Session 4: Explainable AI for Trustworthy IoT Applications. This session focuses on the imperative aspect of Explainable Artificial Intelligence (AI) within the realm of Internet of Things (IoT) applications to foster user trust and confidence. By elucidating the underlying mechanisms and interpretability of AI models, this session will explore how Explainable AI techniques can bridge the gap between complex AI algorithms and end-users, ensuring transparency, accountability, and comprehensibility.
Session 5: Predictive Maintenance in IIoT: Leveraging AI/ML for Enhanced Reliability. This session delves into the realm of Predictive Maintenance in Industrial Internet of Things (IIoT) ecosystems, focusing on the utilization of Artificial Intelligence (AI) and Machine Learning (ML) techniques to achieve heightened reliability and efficiency. The session will describe the latest advancements in predictive maintenance methodologies, real-time monitoring, and anomaly detection in IIoT systems.
Mário Antunes: Universidade de Aveiro, Portugal
Mário Antunes serves as an Assistant Professor at the University of Aveiro. In 2018, he successfully completed his doctoral program in computer science at MAPi, where he distinguished himself as a finalist in three prestigious international competitions: the ERCIM Cor Baayen Young Researcher Award 2019, the Altice International Innovation Award 2019, and the "Melhor Tese de Doutoramento em STI - 2019." His primary research interests revolve around Knowledge Extraction and Context Storage in IoT Scenarios, employing cutting-edge techniques such as Machine Learning and Big Data repositories.

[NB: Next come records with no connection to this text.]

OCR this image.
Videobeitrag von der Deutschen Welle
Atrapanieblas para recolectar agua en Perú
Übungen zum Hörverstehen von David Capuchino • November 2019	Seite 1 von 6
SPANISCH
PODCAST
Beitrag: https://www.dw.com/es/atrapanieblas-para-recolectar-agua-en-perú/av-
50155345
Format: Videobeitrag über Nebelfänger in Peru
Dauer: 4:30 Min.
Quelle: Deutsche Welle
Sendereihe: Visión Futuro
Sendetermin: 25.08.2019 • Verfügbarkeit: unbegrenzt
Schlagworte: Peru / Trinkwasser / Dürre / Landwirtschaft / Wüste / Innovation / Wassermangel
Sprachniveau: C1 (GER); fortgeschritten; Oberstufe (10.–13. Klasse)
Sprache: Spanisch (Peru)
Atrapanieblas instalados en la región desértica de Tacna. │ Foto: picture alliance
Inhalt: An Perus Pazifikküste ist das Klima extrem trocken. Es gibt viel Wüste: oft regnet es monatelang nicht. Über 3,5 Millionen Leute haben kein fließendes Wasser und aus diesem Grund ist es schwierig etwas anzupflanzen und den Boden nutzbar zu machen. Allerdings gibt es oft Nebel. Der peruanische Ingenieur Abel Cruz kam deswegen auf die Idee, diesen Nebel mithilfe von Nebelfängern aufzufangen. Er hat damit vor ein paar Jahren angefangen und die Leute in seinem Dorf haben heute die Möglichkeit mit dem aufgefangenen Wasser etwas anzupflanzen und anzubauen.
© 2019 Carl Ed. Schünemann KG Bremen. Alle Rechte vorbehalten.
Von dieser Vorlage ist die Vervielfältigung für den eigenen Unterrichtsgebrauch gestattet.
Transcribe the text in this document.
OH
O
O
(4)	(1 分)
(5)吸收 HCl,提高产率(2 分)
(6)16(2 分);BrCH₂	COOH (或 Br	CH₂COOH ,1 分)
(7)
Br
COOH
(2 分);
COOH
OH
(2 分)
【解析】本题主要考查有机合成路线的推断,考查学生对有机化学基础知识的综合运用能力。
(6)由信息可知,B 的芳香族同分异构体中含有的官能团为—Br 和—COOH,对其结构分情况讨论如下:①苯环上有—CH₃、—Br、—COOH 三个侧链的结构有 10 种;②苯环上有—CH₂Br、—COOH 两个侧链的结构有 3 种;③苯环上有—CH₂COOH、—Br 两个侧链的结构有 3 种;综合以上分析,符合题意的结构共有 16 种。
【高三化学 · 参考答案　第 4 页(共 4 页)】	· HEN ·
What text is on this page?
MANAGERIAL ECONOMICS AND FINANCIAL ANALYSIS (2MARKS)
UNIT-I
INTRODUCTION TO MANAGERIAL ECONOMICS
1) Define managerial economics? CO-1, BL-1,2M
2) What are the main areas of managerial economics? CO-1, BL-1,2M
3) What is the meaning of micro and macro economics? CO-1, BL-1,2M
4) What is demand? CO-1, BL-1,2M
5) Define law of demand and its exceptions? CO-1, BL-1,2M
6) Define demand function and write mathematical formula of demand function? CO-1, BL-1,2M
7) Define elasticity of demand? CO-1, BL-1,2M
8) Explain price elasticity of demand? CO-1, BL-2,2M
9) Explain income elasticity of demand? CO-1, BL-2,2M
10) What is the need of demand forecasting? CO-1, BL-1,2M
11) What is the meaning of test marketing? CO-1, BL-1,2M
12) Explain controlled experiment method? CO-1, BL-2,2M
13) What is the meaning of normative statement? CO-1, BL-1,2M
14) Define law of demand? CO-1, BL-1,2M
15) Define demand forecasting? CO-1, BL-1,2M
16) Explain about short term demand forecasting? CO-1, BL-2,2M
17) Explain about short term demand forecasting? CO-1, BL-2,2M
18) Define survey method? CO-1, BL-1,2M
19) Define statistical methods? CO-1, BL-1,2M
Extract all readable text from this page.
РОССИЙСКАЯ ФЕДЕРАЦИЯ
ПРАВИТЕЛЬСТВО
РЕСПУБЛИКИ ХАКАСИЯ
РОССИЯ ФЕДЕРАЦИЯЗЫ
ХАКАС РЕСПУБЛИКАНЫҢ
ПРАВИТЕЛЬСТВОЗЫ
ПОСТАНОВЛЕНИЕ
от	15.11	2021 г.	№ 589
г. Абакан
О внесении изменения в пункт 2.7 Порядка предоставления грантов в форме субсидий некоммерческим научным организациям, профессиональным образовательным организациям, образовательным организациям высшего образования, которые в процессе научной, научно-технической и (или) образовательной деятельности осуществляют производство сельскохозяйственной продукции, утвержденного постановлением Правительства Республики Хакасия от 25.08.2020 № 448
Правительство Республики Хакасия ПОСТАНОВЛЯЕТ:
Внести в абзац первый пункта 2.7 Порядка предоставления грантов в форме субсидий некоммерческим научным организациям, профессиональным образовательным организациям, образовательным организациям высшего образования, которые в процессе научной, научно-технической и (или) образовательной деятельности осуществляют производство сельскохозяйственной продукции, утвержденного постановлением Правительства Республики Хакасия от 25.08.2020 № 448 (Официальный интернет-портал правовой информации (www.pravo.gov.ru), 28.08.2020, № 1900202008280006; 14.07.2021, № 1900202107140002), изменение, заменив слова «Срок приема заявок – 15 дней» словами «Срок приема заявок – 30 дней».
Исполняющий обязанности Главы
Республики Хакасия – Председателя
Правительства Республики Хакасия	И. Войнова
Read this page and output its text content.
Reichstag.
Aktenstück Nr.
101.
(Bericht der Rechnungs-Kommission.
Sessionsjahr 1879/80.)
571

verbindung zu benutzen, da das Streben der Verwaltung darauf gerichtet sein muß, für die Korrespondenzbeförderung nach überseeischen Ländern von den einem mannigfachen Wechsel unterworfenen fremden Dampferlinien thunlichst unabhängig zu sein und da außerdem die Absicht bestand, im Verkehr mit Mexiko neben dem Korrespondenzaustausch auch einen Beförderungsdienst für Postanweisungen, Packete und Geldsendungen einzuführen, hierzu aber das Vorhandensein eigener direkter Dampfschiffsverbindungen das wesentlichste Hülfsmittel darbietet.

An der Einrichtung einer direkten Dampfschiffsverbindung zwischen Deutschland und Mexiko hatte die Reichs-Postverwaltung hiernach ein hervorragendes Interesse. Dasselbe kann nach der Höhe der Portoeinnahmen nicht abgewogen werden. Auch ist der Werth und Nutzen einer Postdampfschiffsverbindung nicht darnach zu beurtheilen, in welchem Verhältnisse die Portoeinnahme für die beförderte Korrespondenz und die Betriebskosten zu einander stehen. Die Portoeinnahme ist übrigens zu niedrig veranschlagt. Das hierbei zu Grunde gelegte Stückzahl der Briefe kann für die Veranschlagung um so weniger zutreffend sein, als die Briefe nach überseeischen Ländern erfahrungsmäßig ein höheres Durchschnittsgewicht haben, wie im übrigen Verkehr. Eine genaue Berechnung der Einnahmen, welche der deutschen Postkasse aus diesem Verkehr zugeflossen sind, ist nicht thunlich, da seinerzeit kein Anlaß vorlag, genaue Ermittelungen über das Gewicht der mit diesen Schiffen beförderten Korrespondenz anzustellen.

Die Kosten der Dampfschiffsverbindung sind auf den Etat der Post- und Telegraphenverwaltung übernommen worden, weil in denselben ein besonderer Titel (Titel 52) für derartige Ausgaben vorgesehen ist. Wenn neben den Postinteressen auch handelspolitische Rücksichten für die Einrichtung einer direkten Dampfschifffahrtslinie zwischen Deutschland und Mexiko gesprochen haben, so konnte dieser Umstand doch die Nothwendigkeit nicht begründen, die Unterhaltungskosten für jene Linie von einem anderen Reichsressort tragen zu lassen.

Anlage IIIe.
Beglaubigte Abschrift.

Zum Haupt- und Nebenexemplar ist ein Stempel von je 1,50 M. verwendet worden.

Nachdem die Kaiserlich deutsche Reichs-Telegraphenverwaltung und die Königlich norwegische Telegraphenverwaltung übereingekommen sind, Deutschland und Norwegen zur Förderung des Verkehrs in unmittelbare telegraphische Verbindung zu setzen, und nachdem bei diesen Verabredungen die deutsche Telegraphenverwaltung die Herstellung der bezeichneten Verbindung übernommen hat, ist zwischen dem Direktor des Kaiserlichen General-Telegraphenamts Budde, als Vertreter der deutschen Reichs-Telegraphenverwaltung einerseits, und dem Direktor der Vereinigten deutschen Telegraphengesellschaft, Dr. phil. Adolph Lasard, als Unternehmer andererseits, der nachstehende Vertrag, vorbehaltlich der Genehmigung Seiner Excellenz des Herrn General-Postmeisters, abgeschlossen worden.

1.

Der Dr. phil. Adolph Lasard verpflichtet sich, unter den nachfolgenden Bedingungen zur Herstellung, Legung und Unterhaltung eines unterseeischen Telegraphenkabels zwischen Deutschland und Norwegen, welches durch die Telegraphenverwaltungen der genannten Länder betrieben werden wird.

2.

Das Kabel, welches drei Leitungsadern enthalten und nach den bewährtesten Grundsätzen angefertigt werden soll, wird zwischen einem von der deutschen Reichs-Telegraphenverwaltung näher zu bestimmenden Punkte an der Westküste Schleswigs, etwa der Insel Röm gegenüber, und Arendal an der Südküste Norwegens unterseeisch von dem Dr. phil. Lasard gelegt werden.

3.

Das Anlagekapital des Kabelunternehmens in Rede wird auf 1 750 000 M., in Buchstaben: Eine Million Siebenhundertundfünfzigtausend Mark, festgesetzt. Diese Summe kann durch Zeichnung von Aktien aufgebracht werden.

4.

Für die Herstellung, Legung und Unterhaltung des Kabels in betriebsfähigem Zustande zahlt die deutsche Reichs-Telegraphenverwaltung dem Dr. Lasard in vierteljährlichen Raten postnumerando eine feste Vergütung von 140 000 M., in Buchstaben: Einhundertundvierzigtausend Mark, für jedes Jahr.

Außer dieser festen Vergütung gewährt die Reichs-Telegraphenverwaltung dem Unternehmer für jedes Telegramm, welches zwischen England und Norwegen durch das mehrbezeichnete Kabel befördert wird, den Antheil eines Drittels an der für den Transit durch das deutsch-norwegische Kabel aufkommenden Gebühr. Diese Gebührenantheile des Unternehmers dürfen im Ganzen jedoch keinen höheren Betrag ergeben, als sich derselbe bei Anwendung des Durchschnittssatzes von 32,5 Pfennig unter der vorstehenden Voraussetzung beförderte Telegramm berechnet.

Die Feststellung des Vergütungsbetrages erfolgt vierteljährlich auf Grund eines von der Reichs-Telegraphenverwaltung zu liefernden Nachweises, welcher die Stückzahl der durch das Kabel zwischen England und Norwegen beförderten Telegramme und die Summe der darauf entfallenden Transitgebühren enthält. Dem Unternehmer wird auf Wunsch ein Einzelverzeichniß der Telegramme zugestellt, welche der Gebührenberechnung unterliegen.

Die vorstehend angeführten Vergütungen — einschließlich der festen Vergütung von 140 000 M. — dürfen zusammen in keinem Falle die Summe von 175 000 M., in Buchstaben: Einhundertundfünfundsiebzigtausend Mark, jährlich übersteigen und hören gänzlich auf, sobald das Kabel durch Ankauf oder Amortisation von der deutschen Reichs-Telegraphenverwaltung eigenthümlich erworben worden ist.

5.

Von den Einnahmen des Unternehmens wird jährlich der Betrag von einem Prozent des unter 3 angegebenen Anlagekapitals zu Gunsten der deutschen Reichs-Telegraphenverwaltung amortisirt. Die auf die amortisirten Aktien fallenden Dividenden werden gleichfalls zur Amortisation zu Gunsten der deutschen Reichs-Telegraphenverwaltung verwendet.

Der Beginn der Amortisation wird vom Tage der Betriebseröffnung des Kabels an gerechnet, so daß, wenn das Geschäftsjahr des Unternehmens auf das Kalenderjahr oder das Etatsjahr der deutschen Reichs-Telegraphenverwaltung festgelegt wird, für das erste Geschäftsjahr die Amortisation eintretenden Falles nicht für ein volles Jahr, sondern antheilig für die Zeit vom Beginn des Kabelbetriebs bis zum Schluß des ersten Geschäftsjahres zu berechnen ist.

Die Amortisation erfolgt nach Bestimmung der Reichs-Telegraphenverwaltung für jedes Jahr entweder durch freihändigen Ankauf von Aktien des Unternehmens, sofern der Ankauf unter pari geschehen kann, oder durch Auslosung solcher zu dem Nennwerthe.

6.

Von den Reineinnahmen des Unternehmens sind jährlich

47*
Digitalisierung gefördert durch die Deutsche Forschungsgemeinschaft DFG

Flavio Cirillo: NEC Labs, Germany
Dr. Flavio Cirillo is a Senior Research Scientist of the Data Ecosystem and Standard research team at NEC Laboratories Europe, Heidelberg, Germany. His research topics include AI/ML applied to IoT, and IoT analytics platforms focusing on cloud-edge, federation, data usage control aspects. The main application scenario is Smart Cities. He has worked on many IoT related European research projects. He has obtained a PhD in Information Technology and Electric Engineering at the University of Naples Federico II (Italy).